Almost all our positions coincide with those of the Venice Commission

Razi Nurullayev

The Azerbaijani pro opposition forum “Public Chamber” will this week hold a round table discussion on the electoral code of Azerbaijan. Ahead of the meeting CEWs Karina Gould interviewed Razi Nurullayev, the Deputy-chairperson for Foreign Affairs of the Popular Front Party of Azerbaijan and Chairman of the Board of Directors at “REGION” International Analytical Centre (RIAC).

CEW: What is the motivation behind the organization of the round table discussions this upcoming week?

RN: The round table discussions will take place on 21 June, 2012 in Baku and are being organized by the pro-democracy opposition group, the Public Chamber of Azerbaijan (PC). The PC emerged in the aftermath of the October 2010 Parliamentary Elections in Azerbaijan, which left all of the major opposition parties outside of the legislative body without a single seat due to electoral fraud. The PC is taking on this initiative because it is able to bring together most of the political parties, civil society, experts, academics and individual activists in Azerbaijan.

CEW: Who do you hope will attend the round table and why is their participation important?

RN: The round table is open to all political parties, civil society, NGOs, independent experts and ruling authorities. Invitations have already been sent to all of the above-mentioned groups and special invitations are also being sent to international missions, embassies and other relevant bodies in Azerbaijan.

The Public Chamber is trying to bring together all of the interested bodies and stakeholders in order to represent all of the interests and prepare one single document with the suggested amendments.

Usually there are several political parties and civil society organizations which prepare different papers that are sent out to the Council of Europe, the Organisation for Security and Cooperation in Europe (OSCE), and the Parliamentary Assembly of the Council of Europe (PACE) as well as other relevant international bodies. Given the involvement of so many stakeholders it can be difficult to balance the different points of view and interests. The round table will try and streamline the comments and interests of the various actors involved in the process. Once there is one single document, it will be much easier to publish it and work together to achieve the amendments.

CEW: Could you outline the amendments that are being proposed to the Electoral Code and what impacts these might have on the upcoming elections in Azerbaijan?

RN: The Venice Commission of the Council of Europe prepared the proposed amendments and sent them around to the relevant bodies in Baku. However, so far the major amendments offered by the Venice Commission, the Azerbaijani political parties as well as electoral NGOs have not been adopted.

Recently, the parliament of Azerbaijan made several technical amendments to the Electoral Code of Azerbaijan; however, they do not appear to be sufficient enough to contribute to greater transparency in the forthcoming elections.

Almost all of our positions coincide with the terms proposed by the Venice Commission. These include the need for equal representation of political parties in the composition of the Central Election Commission and other subsequent commissions at the local levels. The PC believes that no elections in Azerbaijan could potentially be free and just without an equal composition of the electoral commissions.

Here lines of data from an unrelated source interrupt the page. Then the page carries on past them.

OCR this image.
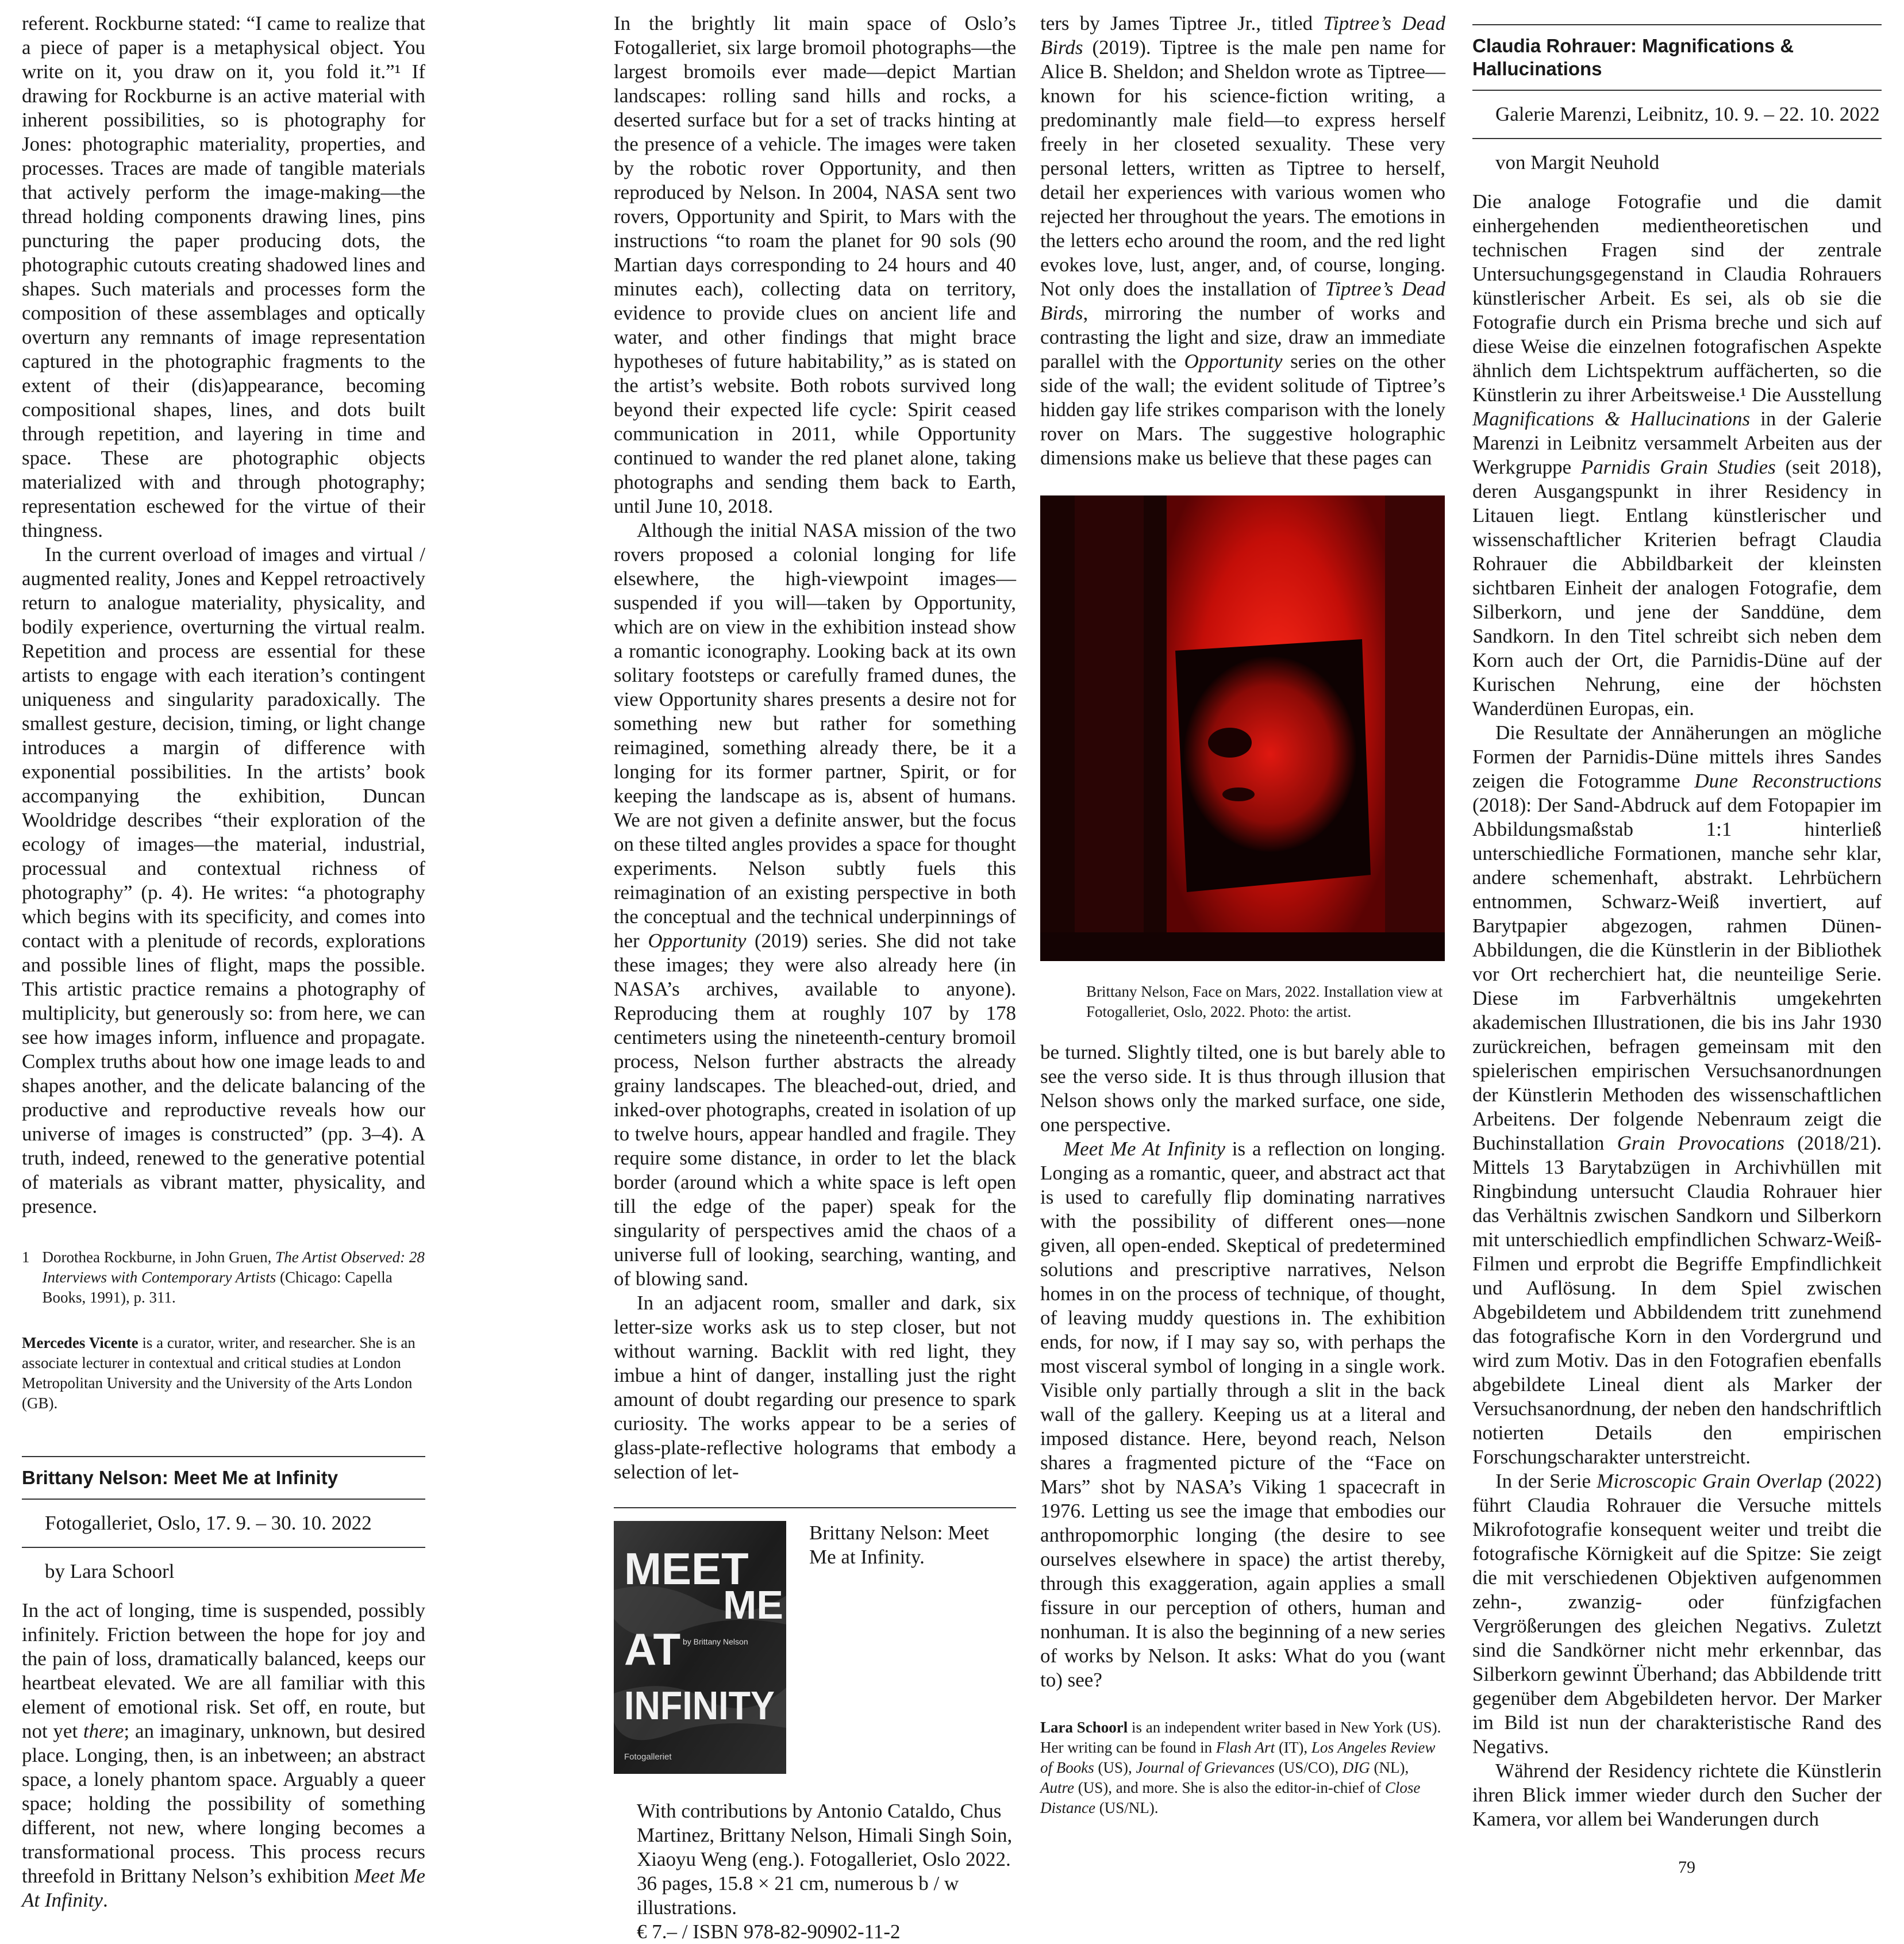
referent. Rockburne stated: “I came to realize that a piece of paper is a metaphysical object. You write on it, you draw on it, you fold it.”¹ If drawing for Rockburne is an active material with inherent possibilities, so is photography for Jones: photographic materiality, properties, and processes. Traces are made of tangible materials that actively perform the image-making—the thread holding components drawing lines, pins puncturing the paper producing dots, the photographic cutouts creating shadowed lines and shapes. Such materials and processes form the composition of these assemblages and optically overturn any remnants of image representation captured in the photographic fragments to the extent of their (dis)appearance, becoming compositional shapes, lines, and dots built through repetition, and layering in time and space. These are photographic objects materialized with and through photography; representation eschewed for the virtue of their thingness.

In the current overload of images and virtual / augmented reality, Jones and Keppel retroactively return to analogue materiality, physicality, and bodily experience, overturning the virtual realm. Repetition and process are essential for these artists to engage with each iteration’s contingent uniqueness and singularity paradoxically. The smallest gesture, decision, timing, or light change introduces a margin of difference with exponential possibilities. In the artists’ book accompanying the exhibition, Duncan Wooldridge describes “their exploration of the ecology of images—the material, industrial, processual and contextual richness of photography” (p. 4). He writes: “a photography which begins with its specificity, and comes into contact with a plenitude of records, explorations and possible lines of flight, maps the possible. This artistic practice remains a photography of multiplicity, but generously so: from here, we can see how images inform, influence and propagate. Complex truths about how one image leads to and shapes another, and the delicate balancing of the productive and reproductive reveals how our universe of images is constructed” (pp. 3–4). A truth, indeed, renewed to the generative potential of materials as vibrant matter, physicality, and presence.

1 Dorothea Rockburne, in John Gruen, The Artist Observed: 28 Interviews with Contemporary Artists (Chicago: Capella Books, 1991), p. 311.
Mercedes Vicente is a curator, writer, and researcher. She is an associate lecturer in contextual and critical studies at London Metropolitan University and the University of the Arts London (GB).
Brittany Nelson: Meet Me at Infinity
Fotogalleriet, Oslo, 17. 9. – 30. 10. 2022
by Lara Schoorl

In the act of longing, time is suspended, possibly infinitely. Friction between the hope for joy and the pain of loss, dramatically balanced, keeps our heartbeat elevated. We are all familiar with this element of emotional risk. Set off, en route, but not yet there; an imaginary, unknown, but desired place. Longing, then, is an inbetween; an abstract space, a lonely phantom space. Arguably a queer space; holding the possibility of something different, not new, where longing becomes a transformational process. This process recurs threefold in Brittany Nelson’s exhibition Meet Me At Infinity.

In the brightly lit main space of Oslo’s Fotogalleriet, six large bromoil photographs—the largest bromoils ever made—depict Martian landscapes: rolling sand hills and rocks, a deserted surface but for a set of tracks hinting at the presence of a vehicle. The images were taken by the robotic rover Opportunity, and then reproduced by Nelson. In 2004, NASA sent two rovers, Opportunity and Spirit, to Mars with the instructions “to roam the planet for 90 sols (90 Martian days corresponding to 24 hours and 40 minutes each), collecting data on territory, evidence to provide clues on ancient life and water, and other findings that might brace hypotheses of future habitability,” as is stated on the artist’s website. Both robots survived long beyond their expected life cycle: Spirit ceased communication in 2011, while Opportunity continued to wander the red planet alone, taking photographs and sending them back to Earth, until June 10, 2018.

Although the initial NASA mission of the two rovers proposed a colonial longing for life elsewhere, the high-viewpoint images—suspended if you will—taken by Opportunity, which are on view in the exhibition instead show a romantic iconography. Looking back at its own solitary footsteps or carefully framed dunes, the view Opportunity shares presents a desire not for something new but rather for something reimagined, something already there, be it a longing for its former partner, Spirit, or for keeping the landscape as is, absent of humans. We are not given a definite answer, but the focus on these tilted angles provides a space for thought experiments. Nelson subtly fuels this reimagination of an existing perspective in both the conceptual and the technical underpinnings of her Opportunity (2019) series. She did not take these images; they were also already here (in NASA’s archives, available to anyone). Reproducing them at roughly 107 by 178 centimeters using the nineteenth-century bromoil process, Nelson further abstracts the already grainy landscapes. The bleached-out, dried, and inked-over photographs, created in isolation of up to twelve hours, appear handled and fragile. They require some distance, in order to let the black border (around which a white space is left open till the edge of the paper) speak for the singularity of perspectives amid the chaos of a universe full of looking, searching, wanting, and of blowing sand.

In an adjacent room, smaller and dark, six letter-size works ask us to step closer, but not without warning. Backlit with red light, they imbue a hint of danger, installing just the right amount of doubt regarding our presence to spark curiosity. The works appear to be a series of glass-plate-reflective holograms that embody a selection of let-

MEET
ME
AT by Brittany Nelson
INFINITY
Fotogalleriet
Brittany Nelson: Meet Me at Infinity.
With contributions by Antonio Cataldo, Chus Martinez, Brittany Nelson, Himali Singh Soin, Xiaoyu Weng (eng.). Fotogalleriet, Oslo 2022.
36 pages, 15.8 × 21 cm, numerous b / w illustrations.
€ 7.– / ISBN 978-82-90902-11-2

ters by James Tiptree Jr., titled Tiptree’s Dead Birds (2019). Tiptree is the male pen name for Alice B. Sheldon; and Sheldon wrote as Tiptree—known for his science-fiction writing, a predominantly male field—to express herself freely in her closeted sexuality. These very personal letters, written as Tiptree to herself, detail her experiences with various women who rejected her throughout the years. The emotions in the letters echo around the room, and the red light evokes love, lust, anger, and, of course, longing. Not only does the installation of Tiptree’s Dead Birds, mirroring the number of works and contrasting the light and size, draw an immediate parallel with the Opportunity series on the other side of the wall; the evident solitude of Tiptree’s hidden gay life strikes comparison with the lonely rover on Mars. The suggestive holographic dimensions make us believe that these pages can

Brittany Nelson, Face on Mars, 2022. Installation view at Fotogalleriet, Oslo, 2022. Photo: the artist.

be turned. Slightly tilted, one is but barely able to see the verso side. It is thus through illusion that Nelson shows only the marked surface, one side, one perspective.

Meet Me At Infinity is a reflection on longing. Longing as a romantic, queer, and abstract act that is used to carefully flip dominating narratives with the possibility of different ones—none given, all open-ended. Skeptical of predetermined solutions and prescriptive narratives, Nelson homes in on the process of technique, of thought, of leaving muddy questions in. The exhibition ends, for now, if I may say so, with perhaps the most visceral symbol of longing in a single work. Visible only partially through a slit in the back wall of the gallery. Keeping us at a literal and imposed distance. Here, beyond reach, Nelson shares a fragmented picture of the “Face on Mars” shot by NASA’s Viking 1 spacecraft in 1976. Letting us see the image that embodies our anthropomorphic longing (the desire to see ourselves elsewhere in space) the artist thereby, through this exaggeration, again applies a small fissure in our perception of others, human and nonhuman. It is also the beginning of a new series of works by Nelson. It asks: What do you (want to) see?

Lara Schoorl is an independent writer based in New York (US). Her writing can be found in Flash Art (IT), Los Angeles Review of Books (US), Journal of Grievances (US/CO), DIG (NL), Autre (US), and more. She is also the editor-in-chief of Close Distance (US/NL).
Claudia Rohrauer: Magnifications & Hallucinations
Galerie Marenzi, Leibnitz, 10. 9. – 22. 10. 2022
von Margit Neuhold

Die analoge Fotografie und die damit einhergehenden medientheoretischen und technischen Fragen sind der zentrale Untersuchungsgegenstand in Claudia Rohrauers künstlerischer Arbeit. Es sei, als ob sie die Fotografie durch ein Prisma breche und sich auf diese Weise die einzelnen fotografischen Aspekte ähnlich dem Lichtspektrum auffächerten, so die Künstlerin zu ihrer Arbeitsweise.¹ Die Ausstellung Magnifications & Hallucinations in der Galerie Marenzi in Leibnitz versammelt Arbeiten aus der Werkgruppe Parnidis Grain Studies (seit 2018), deren Ausgangspunkt in ihrer Residency in Litauen liegt. Entlang künstlerischer und wissenschaftlicher Kriterien befragt Claudia Rohrauer die Abbildbarkeit der kleinsten sichtbaren Einheit der analogen Fotografie, dem Silberkorn, und jene der Sanddüne, dem Sandkorn. In den Titel schreibt sich neben dem Korn auch der Ort, die Parnidis-Düne auf der Kurischen Nehrung, eine der höchsten Wanderdünen Europas, ein.

Die Resultate der Annäherungen an mögliche Formen der Parnidis-Düne mittels ihres Sandes zeigen die Fotogramme Dune Reconstructions (2018): Der Sand-Abdruck auf dem Fotopapier im Abbildungsmaßstab 1:1 hinterließ unterschiedliche Formationen, manche sehr klar, andere schemenhaft, abstrakt. Lehrbüchern entnommen, Schwarz-Weiß invertiert, auf Barytpapier abgezogen, rahmen Dünen-Abbildungen, die die Künstlerin in der Bibliothek vor Ort recherchiert hat, die neunteilige Serie. Diese im Farbverhältnis umgekehrten akademischen Illustrationen, die bis ins Jahr 1930 zurückreichen, befragen gemeinsam mit den spielerischen empirischen Versuchsanordnungen der Künstlerin Methoden des wissenschaftlichen Arbeitens. Der folgende Nebenraum zeigt die Buchinstallation Grain Provocations (2018/21). Mittels 13 Barytabzügen in Archivhüllen mit Ringbindung untersucht Claudia Rohrauer hier das Verhältnis zwischen Sandkorn und Silberkorn mit unterschiedlich empfindlichen Schwarz-Weiß-Filmen und erprobt die Begriffe Empfindlichkeit und Auflösung. In dem Spiel zwischen Abgebildetem und Abbildendem tritt zunehmend das fotografische Korn in den Vordergrund und wird zum Motiv. Das in den Fotografien ebenfalls abgebildete Lineal dient als Marker der Versuchsanordnung, der neben den handschriftlich notierten Details den empirischen Forschungscharakter unterstreicht.

In der Serie Microscopic Grain Overlap (2022) führt Claudia Rohrauer die Versuche mittels Mikrofotografie konsequent weiter und treibt die fotografische Körnigkeit auf die Spitze: Sie zeigt die mit verschiedenen Objektiven aufgenommen zehn-, zwanzig- oder fünfzigfachen Vergrößerungen des gleichen Negativs. Zuletzt sind die Sandkörner nicht mehr erkennbar, das Silberkorn gewinnt Überhand; das Abbildende tritt gegenüber dem Abgebildeten hervor. Der Marker im Bild ist nun der charakteristische Rand des Negativs.

Während der Residency richtete die Künstlerin ihren Blick immer wieder durch den Sucher der Kamera, vor allem bei Wanderungen durch

79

Another concern is about election observation and electoral complaints. As it currently stands, the law does not provide sufficient legal and practical grounds for effective observation missions. Observers are not allowed to observe the counting of ballot papers and must stand a certain distance away from the counting table. In reality and in practice, observers are unable to see the voting marks beside the names of the candidates and thus unable to evaluate the vote counting procedure.

CEW: What do you hope will be discussed and achieved during the round table talks?

RN: The major issues to be discussed will be the allocation of the electoral amendments made by the PCs into separate working groups.

There are only 15 months left until the next presidential election in Azerbaijan. The PC hopes to achieve amendments in the Electoral Code of Azerbaijan before the presidential elections in the autumn of 2013.

The PC wishes to coordinate all of the efforts from civil society, political parties and experts. If the current Electoral Code remains in place as it is now, there will be no scope to go to presidential elections. Time is therefore of the essence and we need to submit all our proposed amendments in due time to the Venice Commission and the OSCE.

The round table will define the directions of the suggested amendments.  It is possible that we will also establish special commissions who will prepare the suggestions for each set of amendments.

CEW: To whom will you be submitting the conclusions of the round table discussions?

RN: Once the unified document has been fully prepared with the set of recommendations to the Electoral Code, it will be sent to the Office of the President, Parliament, the Central Election Commission and international organizations, including the Venice Commission, OSCE, EU, and European Embassies accredited to Azerbaijan.